Even our national anthem is not about exalting America’s beauty and its people; instead it pays tribute to war. “The Star Spangled Banner,” is actually an old British drinking song, “To Anacreon in Heaven.” The song was set with lyrics from “Defender of Fort McHenry," a poem written in 1814 by Francis Scott Key after witnessing the bombardment of Fort McHenry by the British Royal Navy during the War of 1812. Wouldn’t “America The Beautiful,” an American original, be more appropriate to the perspective of a beneficent America than a British barroom drinking song celebrating a victorious war?
Right from our nation’s outset, as proclaimed by Chris Hedges, “War Is a Force That Gives Us Meaning.” Our journey of freedom has created “A World Made by War.” Today, as expressed by Tom Engelhardt, in “American Warscapes,” America is “in a state of eternal war as well as living in a permanent war state, that, to face a ragtag enemy of a few thousand stateless terrorists, the national security establishment in Washington would pump itself up to levels not faintly reached when facing the Soviet Union, a major power with thousands of nuclear weapons and an enormous military, that “homeland” -- a distinctly un-American word -- would land in our vocabulary never to leave, and that a second Defense Department dubbed the Department of Homeland Security would be set up not to be dismantled in my lifetime, that torture (excuse me, ‘enhanced interrogation techniques’) would become as American as apple pie and that some of those “techniques” would actually be demonstrated to leading Bush administration officials inside the White House, that we would pour money into the Pentagon at ever escalating levels even after the economy crashed in 2008, that we would be fighting two potentially trillion-dollar-plus wars without end in two distant lands, that we would spend untold billions constructing hundreds of military bases in those same lands, that the CIA would be conducting the first drone air war in history over a country we were officially not at war with, that most of us would live in a remarkable state of detachment from all of this, …”
This journey, so far, has inculcated Americans with the preposterous illusion that we can have wars to end wars, wars for peace, and good wars, because somehow its God will, in which we attribute all evil to others, and to worship a God who saves us by killing others and that suffering is a road to all salvation. The journey has given us a country where peace means war, freedom means subjection, and congressional representation only means a new and modern form of tyranny.
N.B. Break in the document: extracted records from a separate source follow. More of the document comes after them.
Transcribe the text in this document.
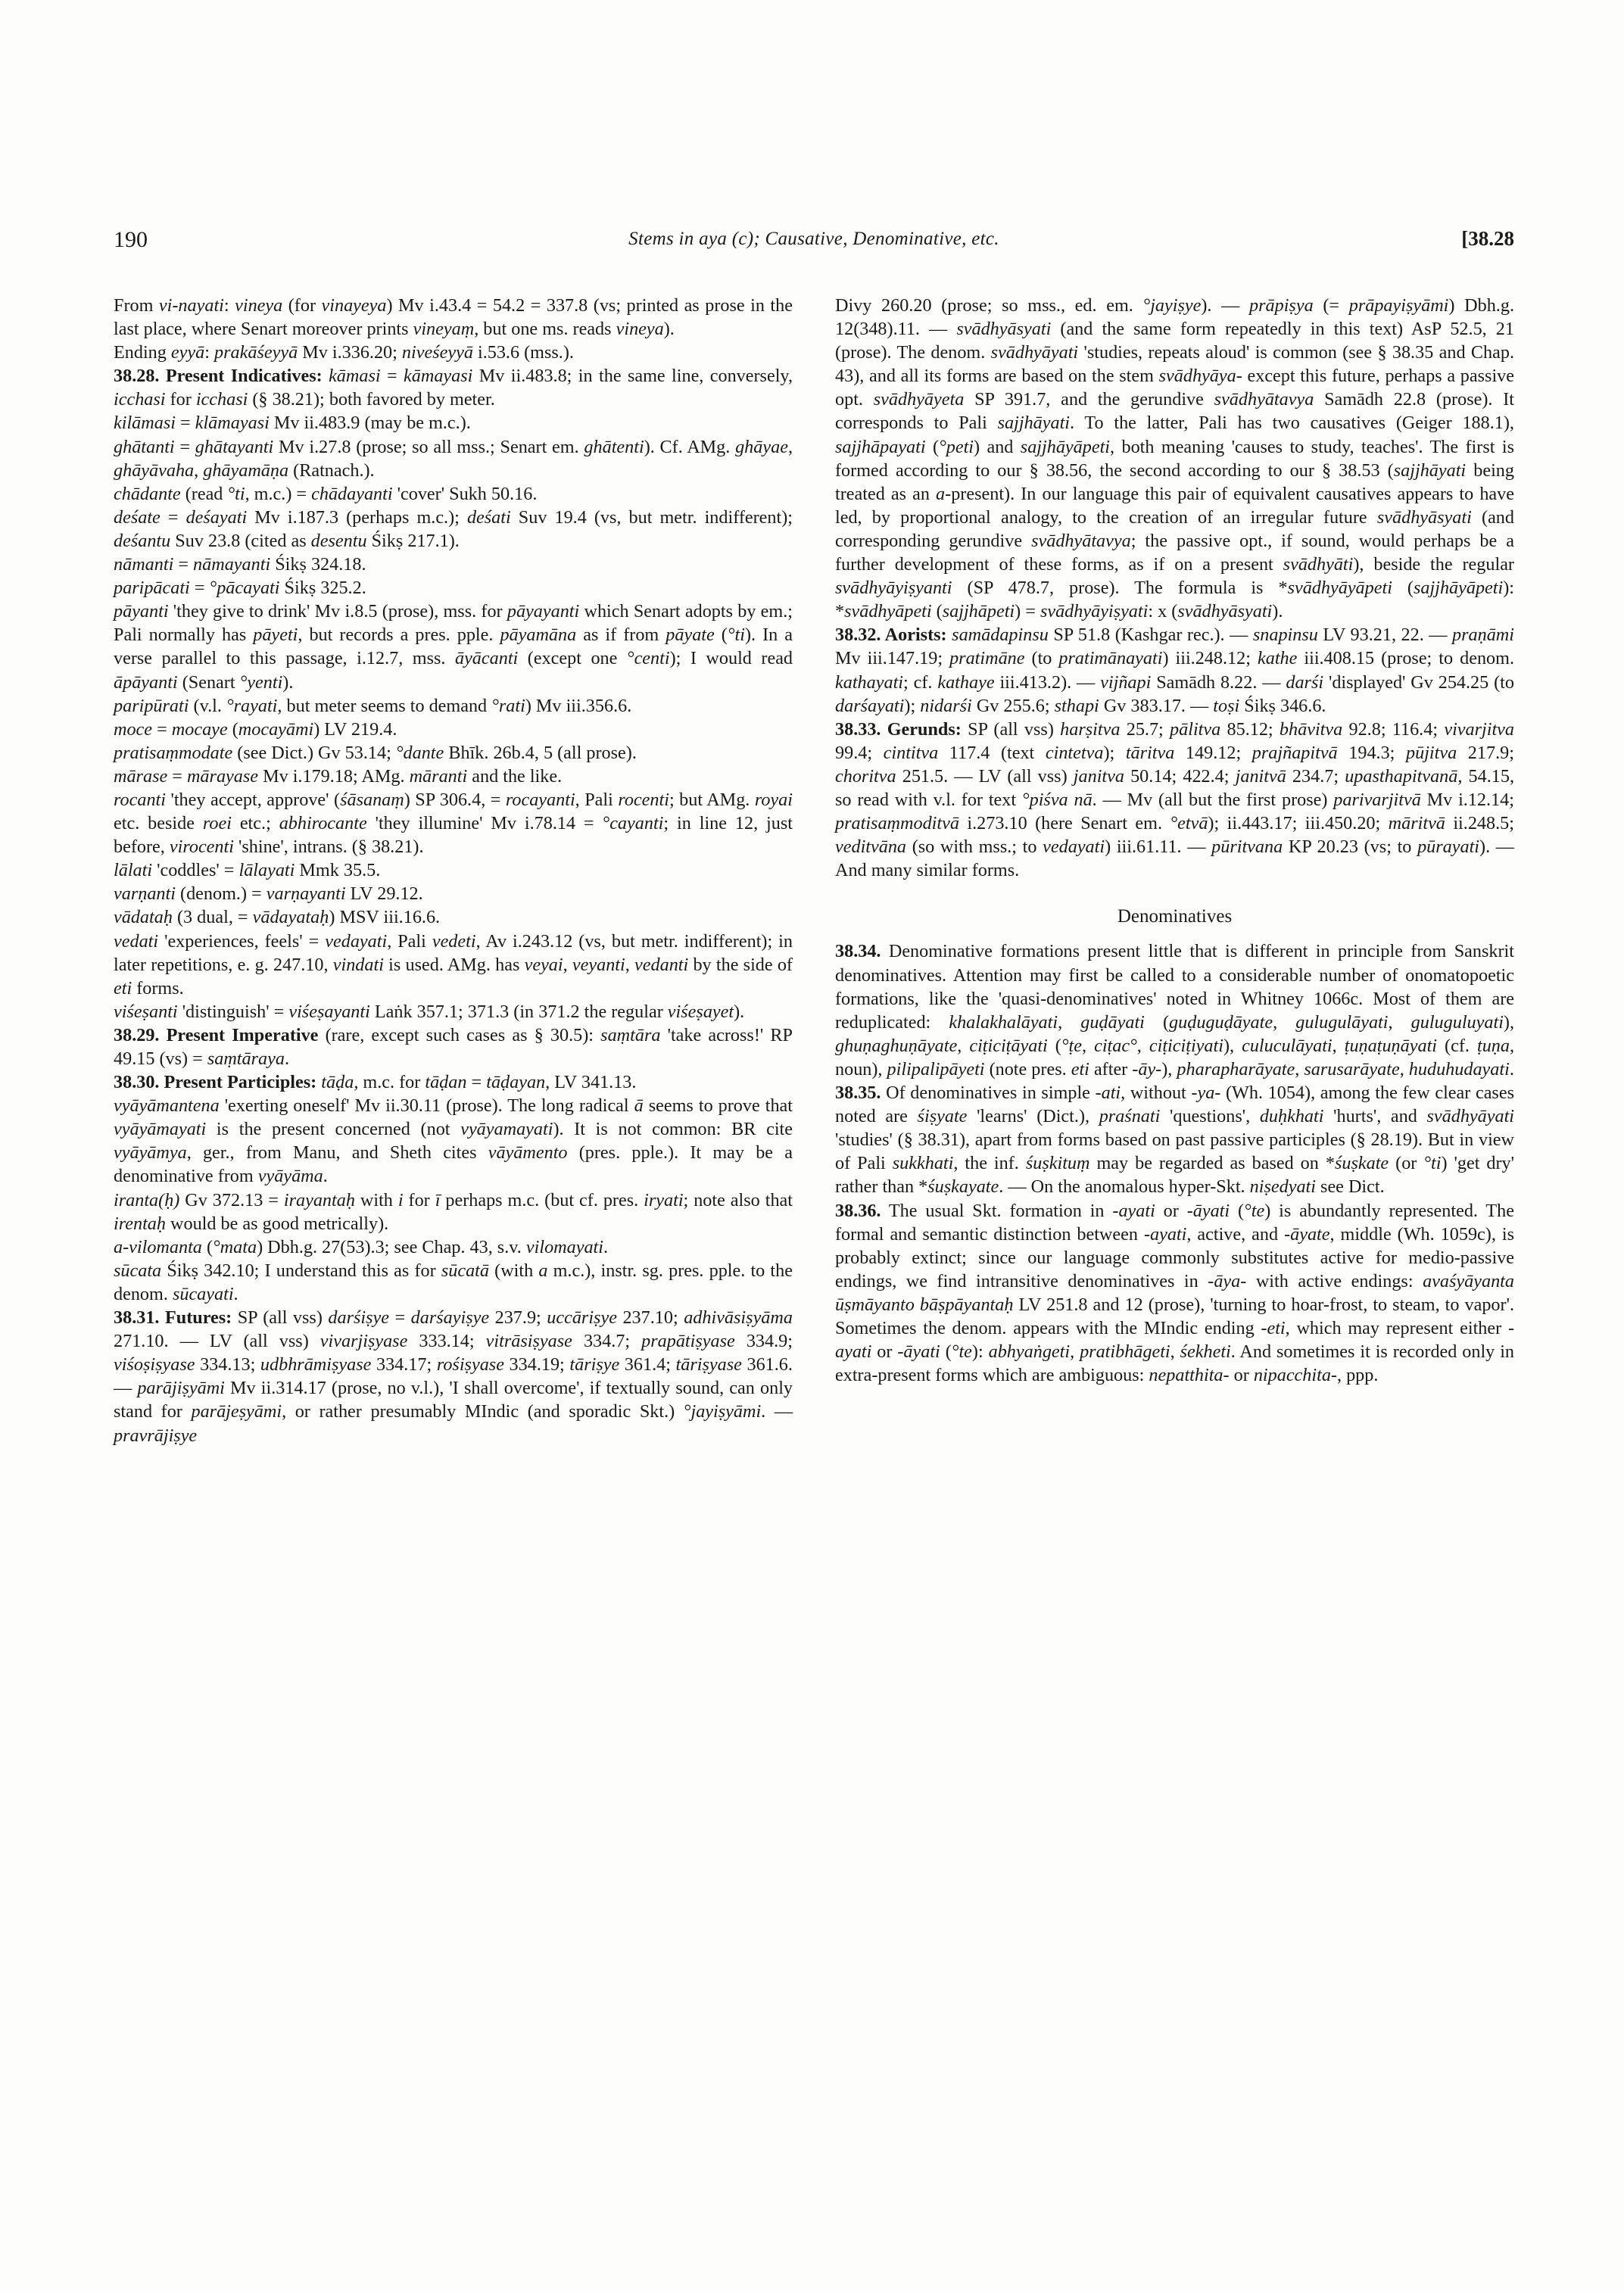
190	Stems in aya (c); Causative, Denominative, etc.	[38.28

From vi-nayati: vineya (for vinayeya) Mv i.43.4 = 54.2 = 337.8 (vs; printed as prose in the last place, where Senart moreover prints vineyaṃ, but one ms. reads vineya).

Ending eyyā: prakāśeyyā Mv i.336.20; niveśeyyā i.53.6 (mss.).

38.28. Present Indicatives: kāmasi = kāmayasi Mv ii.483.8; in the same line, conversely, icchasi for icchasi (§ 38.21); both favored by meter.

kilāmasi = klāmayasi Mv ii.483.9 (may be m.c.).

ghātanti = ghātayanti Mv i.27.8 (prose; so all mss.; Senart em. ghātenti). Cf. AMg. ghāyae, ghāyāvaha, ghāyamāṇa (Ratnach.).

chādante (read °ti, m.c.) = chādayanti 'cover' Sukh 50.16.

deśate = deśayati Mv i.187.3 (perhaps m.c.); deśati Suv 19.4 (vs, but metr. indifferent); deśantu Suv 23.8 (cited as desentu Śikṣ 217.1).

nāmanti = nāmayanti Śikṣ 324.18.

paripācati = °pācayati Śikṣ 325.2.

pāyanti 'they give to drink' Mv i.8.5 (prose), mss. for pāyayanti which Senart adopts by em.; Pali normally has pāyeti, but records a pres. pple. pāyamāna as if from pāyate (°ti). In a verse parallel to this passage, i.12.7, mss. āyācanti (except one °centi); I would read āpāyanti (Senart °yenti).

paripūrati (v.l. °rayati, but meter seems to demand °rati) Mv iii.356.6.

moce = mocaye (mocayāmi) LV 219.4.

pratisaṃmodate (see Dict.) Gv 53.14; °dante Bhīk. 26b.4, 5 (all prose).

mārase = mārayase Mv i.179.18; AMg. māranti and the like.

rocanti 'they accept, approve' (śāsanaṃ) SP 306.4, = rocayanti, Pali rocenti; but AMg. royai etc. beside roei etc.; abhirocante 'they illumine' Mv i.78.14 = °cayanti; in line 12, just before, virocenti 'shine', intrans. (§ 38.21).

lālati 'coddles' = lālayati Mmk 35.5.

varṇanti (denom.) = varṇayanti LV 29.12.

vādataḥ (3 dual, = vādayataḥ) MSV iii.16.6.

vedati 'experiences, feels' = vedayati, Pali vedeti, Av i.243.12 (vs, but metr. indifferent); in later repetitions, e. g. 247.10, vindati is used. AMg. has veyai, veyanti, vedanti by the side of eti forms.

viśeṣanti 'distinguish' = viśeṣayanti Laṅk 357.1; 371.3 (in 371.2 the regular viśeṣayet).

38.29. Present Imperative (rare, except such cases as § 30.5): saṃtāra 'take across!' RP 49.15 (vs) = saṃtāraya.

38.30. Present Participles: tāḍa, m.c. for tāḍan = tāḍayan, LV 341.13.

vyāyāmantena 'exerting oneself' Mv ii.30.11 (prose). The long radical ā seems to prove that vyāyāmayati is the present concerned (not vyāyamayati). It is not common: BR cite vyāyāmya, ger., from Manu, and Sheth cites vāyāmento (pres. pple.). It may be a denominative from vyāyāma.

irantа(ḥ) Gv 372.13 = irayantaḥ with i for ī perhaps m.c. (but cf. pres. iryati; note also that irentaḥ would be as good metrically).

a-vilomanta (°mata) Dbh.g. 27(53).3; see Chap. 43, s.v. vilomayati.

sūcata Śikṣ 342.10; I understand this as for sūcatā (with a m.c.), instr. sg. pres. pple. to the denom. sūcayati.

38.31. Futures: SP (all vss) darśiṣye = darśayiṣye 237.9; uccāriṣye 237.10; adhivāsiṣyāma 271.10. — LV (all vss) vivarjiṣyase 333.14; vitrāsiṣyase 334.7; prapātiṣyase 334.9; viśoṣiṣyase 334.13; udbhrāmiṣyase 334.17; rośiṣyase 334.19; tāriṣye 361.4; tāriṣyase 361.6. — parājiṣyāmi Mv ii.314.17 (prose, no v.l.), 'I shall overcome', if textually sound, can only stand for parājeṣyāmi, or rather presumably MIndic (and sporadic Skt.) °jayiṣyāmi. — pravrājiṣye

Divy 260.20 (prose; so mss., ed. em. °jayiṣye). — prāpiṣya (= prāpayiṣyāmi) Dbh.g. 12(348).11. — svādhyāsyati (and the same form repeatedly in this text) AsP 52.5, 21 (prose). The denom. svādhyāyati 'studies, repeats aloud' is common (see § 38.35 and Chap. 43), and all its forms are based on the stem svādhyāya- except this future, perhaps a passive opt. svādhyāyeta SP 391.7, and the gerundive svādhyātavya Samādh 22.8 (prose). It corresponds to Pali sajjhāyati. To the latter, Pali has two causatives (Geiger 188.1), sajjhāpayati (°peti) and sajjhāyāpeti, both meaning 'causes to study, teaches'. The first is formed according to our § 38.56, the second according to our § 38.53 (sajjhāyati being treated as an a-present). In our language this pair of equivalent causatives appears to have led, by proportional analogy, to the creation of an irregular future svādhyāsyati (and corresponding gerundive svādhyātavya; the passive opt., if sound, would perhaps be a further development of these forms, as if on a present svādhyāti), beside the regular svādhyāyiṣyanti (SP 478.7, prose). The formula is *svādhyāyāpeti (sajjhāyāpeti): *svādhyāpeti (sajjhāpeti) = svādhyāyiṣyati: x (svādhyāsyati).

38.32. Aorists: samādapinsu SP 51.8 (Kashgar rec.). — snapinsu LV 93.21, 22. — praṇāmi Mv iii.147.19; pratimāne (to pratimānayati) iii.248.12; kathe iii.408.15 (prose; to denom. kathayati; cf. kathaye iii.413.2). — vijñapi Samādh 8.22. — darśi 'displayed' Gv 254.25 (to darśayati); nidarśi Gv 255.6; sthapi Gv 383.17. — toṣi Śikṣ 346.6.

38.33. Gerunds: SP (all vss) harṣitva 25.7; pālitva 85.12; bhāvitva 92.8; 116.4; vivarjitva 99.4; cintitva 117.4 (text cintetva); tāritva 149.12; prajñapitvā 194.3; pūjitva 217.9; choritva 251.5. — LV (all vss) janitva 50.14; 422.4; janitvā 234.7; upasthapitvanā, 54.15, so read with v.l. for text °piśva nā. — Mv (all but the first prose) parivarjitvā Mv i.12.14; pratisaṃmoditvā i.273.10 (here Senart em. °etvā); ii.443.17; iii.450.20; māritvā ii.248.5; veditvāna (so with mss.; to vedayati) iii.61.11. — pūritvana KP 20.23 (vs; to pūrayati). — And many similar forms.

Denominatives

38.34. Denominative formations present little that is different in principle from Sanskrit denominatives. Attention may first be called to a considerable number of onomatopoetic formations, like the 'quasi-denominatives' noted in Whitney 1066c. Most of them are reduplicated: khalakhalāyati, guḍāyati (guḍuguḍāyate, gulugulāyati, guluguluyati), ghuṇaghuṇāyate, ciṭiciṭāyati (°ṭe, ciṭac°, ciṭiciṭiyati), culuculāyati, ṭuṇaṭuṇāyati (cf. ṭuṇa, noun), pilipalipāyeti (note pres. eti after -āy-), pharapharāyate, sarusarāyate, huduhudayati.

38.35. Of denominatives in simple -ati, without -ya- (Wh. 1054), among the few clear cases noted are śiṣyate 'learns' (Dict.), praśnati 'questions', duḥkhati 'hurts', and svādhyāyati 'studies' (§ 38.31), apart from forms based on past passive participles (§ 28.19). But in view of Pali sukkhati, the inf. śuṣkituṃ may be regarded as based on *śuṣkate (or °ti) 'get dry' rather than *śuṣkayate. — On the anomalous hyper-Skt. niṣedyati see Dict.

38.36. The usual Skt. formation in -ayati or -āyati (°te) is abundantly represented. The formal and semantic distinction between -ayati, active, and -āyate, middle (Wh. 1059c), is probably extinct; since our language commonly substitutes active for medio-passive endings, we find intransitive denominatives in -āya- with active endings: avaśyāyanta ūṣmāyanto bāṣpāyantaḥ LV 251.8 and 12 (prose), 'turning to hoar-frost, to steam, to vapor'. Sometimes the denom. appears with the MIndic ending -eti, which may represent either -ayati or -āyati (°te): abhyaṅgeti, pratibhāgeti, śekheti. And sometimes it is recorded only in extra-present forms which are ambiguous: nepatthita- or nipacchita-, ppp.
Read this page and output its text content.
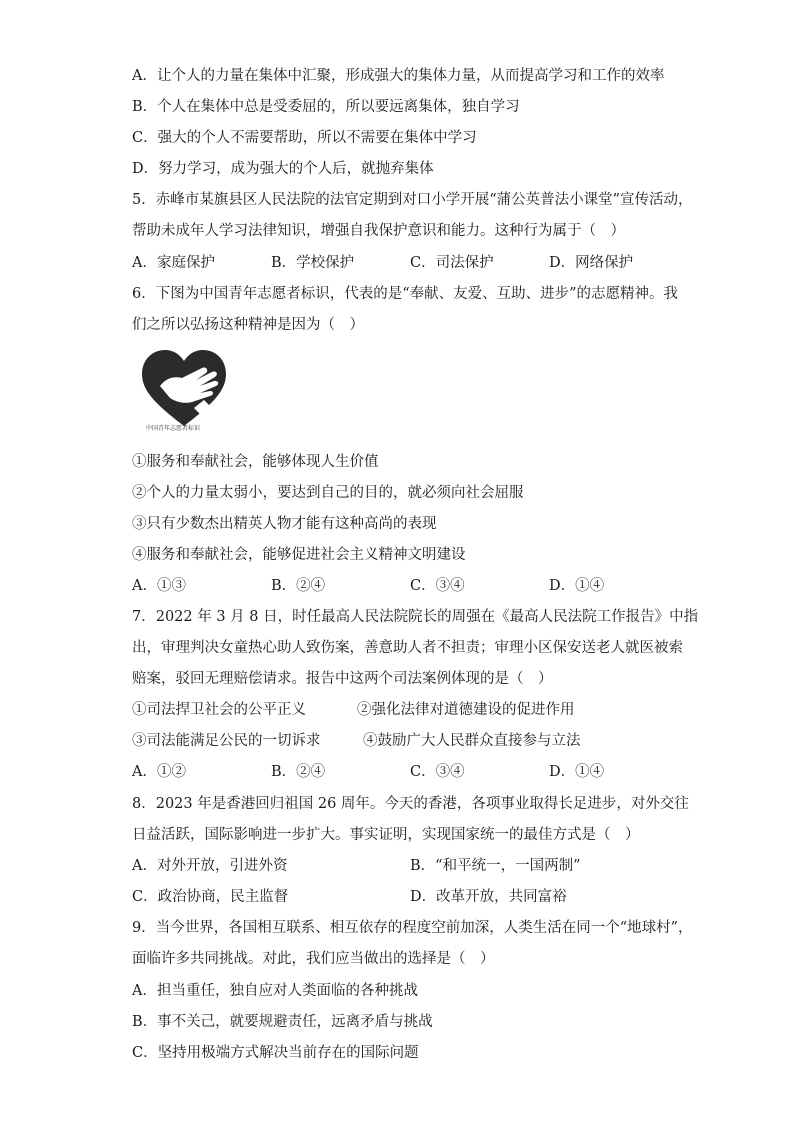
A．让个人的力量在集体中汇聚，形成强大的集体力量，从而提高学习和工作的效率
B．个人在集体中总是受委屈的，所以要远离集体，独自学习
C．强大的个人不需要帮助，所以不需要在集体中学习
D．努力学习，成为强大的个人后，就抛弃集体
5．赤峰市某旗县区人民法院的法官定期到对口小学开展“蒲公英普法小课堂”宣传活动，
帮助未成年人学习法律知识，增强自我保护意识和能力。这种行为属于（　）
A．家庭保护	B．学校保护	C．司法保护	D．网络保护
6．下图为中国青年志愿者标识，代表的是“奉献、友爱、互助、进步”的志愿精神。我
们之所以弘扬这种精神是因为（　）
中国青年志愿者标识
①服务和奉献社会，能够体现人生价值
②个人的力量太弱小，要达到自己的目的，就必须向社会屈服
③只有少数杰出精英人物才能有这种高尚的表现
④服务和奉献社会，能够促进社会主义精神文明建设
A．①③	B．②④	C．③④	D．①④
7．2022 年 3 月 8 日，时任最高人民法院院长的周强在《最高人民法院工作报告》中指
出，审理判决女童热心助人致伤案，善意助人者不担责；审理小区保安送老人就医被索
赔案，驳回无理赔偿请求。报告中这两个司法案例体现的是（　）
①司法捍卫社会的公平正义	②强化法律对道德建设的促进作用
③司法能满足公民的一切诉求	④鼓励广大人民群众直接参与立法
A．①②	B．②④	C．③④	D．①④
8．2023 年是香港回归祖国 26 周年。今天的香港，各项事业取得长足进步，对外交往
日益活跃，国际影响进一步扩大。事实证明，实现国家统一的最佳方式是（　）
A．对外开放，引进外资	B．“和平统一，一国两制”
C．政治协商，民主监督	D．改革开放，共同富裕
9．当今世界，各国相互联系、相互依存的程度空前加深，人类生活在同一个“地球村”，
面临许多共同挑战。对此，我们应当做出的选择是（　）
A．担当重任，独自应对人类面临的各种挑战
B．事不关己，就要规避责任，远离矛盾与挑战
C．坚持用极端方式解决当前存在的国际问题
It’s a journey that has brought us to a place where we react on emotion instead of on proactive rational thought. Instead of reacting to all previous indications of our peril proactively, September 11, 2001 stirred the drums of war and so America reacted. President Franklin D. Roosevelt did not motivate the Greatest Generation because of the atrocities of Hitler; it took Pearl Harbor to call the Greatest Generation to take action against Japan and even then it took Germany’s declaration of war against America to bring us into the fray.
“You can make a difference by opening your mind to the ‘War Without End’ that rages daily around you, hidden in plain sight, disguised by media manipulation …,” – and disguised by government.
You can make a difference by promoting peace with an understanding that peace is a process and that war is not a path but a blockade to it. Our journey has not ended and over time we can change our journey’s direction.